Start dilating by laying a towel on your bed. Get comfortable with pillows but lay flat on your back. You may boost your head up slightly but no more than 15 degrees elevation—-the reason for this is that lying flat allows the rectum (which is very closely approximated to the vagina, lying just in front) to fall away from the new vagina. We do NOT want to injure the rectum while dilating. A mirror may also be helpful. Use plenty of lubrication but, upon placing the first dilator, apply a small dollup of Metrogel. Metrogel is a vaginal antibiotic that helps to suppress ‘bad’ bacteria and allow a more normal bacterial balance to be established. This is particularly true in the first 6-12 weeks following surgery.

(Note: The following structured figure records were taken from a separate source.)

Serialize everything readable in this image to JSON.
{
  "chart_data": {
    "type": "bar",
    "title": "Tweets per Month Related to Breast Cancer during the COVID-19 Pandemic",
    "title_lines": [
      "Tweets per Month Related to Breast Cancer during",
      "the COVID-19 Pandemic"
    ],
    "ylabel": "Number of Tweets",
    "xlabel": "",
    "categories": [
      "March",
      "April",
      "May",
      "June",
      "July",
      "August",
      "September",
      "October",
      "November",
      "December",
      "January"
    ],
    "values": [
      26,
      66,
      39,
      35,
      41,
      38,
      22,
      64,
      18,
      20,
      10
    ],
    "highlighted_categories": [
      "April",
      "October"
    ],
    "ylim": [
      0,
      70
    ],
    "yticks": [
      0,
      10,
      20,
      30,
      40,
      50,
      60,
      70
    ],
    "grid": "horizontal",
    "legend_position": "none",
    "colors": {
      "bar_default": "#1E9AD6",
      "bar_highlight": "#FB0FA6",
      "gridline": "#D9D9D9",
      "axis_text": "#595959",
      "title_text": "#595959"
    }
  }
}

Metrogel is not necessary—except to treat bacterial vaginosis (bad smell due to bacterial imbalance)—once you have finished the initial tube prescribed to you at the time of surgery.
When initiating the dilation process, entering the vagina may require a slight downward direction to the tip but generally, the direction of the tip should be upwards towards the belly button as you move from outside to inside. Start with the largest dilator you feel comfortable although many patients simply begin with the smallest. First goal is to establish depth—do that with the smaller of the dilators but the largest you feel comfortable with. The second goal of dilation is to progressively move up in size to stretch and establish the diameter of the vagina. A slight back-and-forth twist as you advance the dilator is helpful. Re-lubing is also useful and may prevent the feeling of a suction type feeling as you remove the dilator. Generally, we prefer a water-based, thick lubricant like Surgilube as opposed to watery lubricants more popular in sex. But feel free to experiment! Following dilation, wash each dilator with soap and water and return each to the original pouch.
Dilation is essential. Do not neglect this duty to your new anatomy. In time, penetrative sex can be a substitute for dilation but even then, occasional dilation is recommended to “check in”. If you choose not to dilate, consider this carefully. The area will eventually scar closed to some extent, which may require surgery to recover. The consequences of not dilating are also uncertain.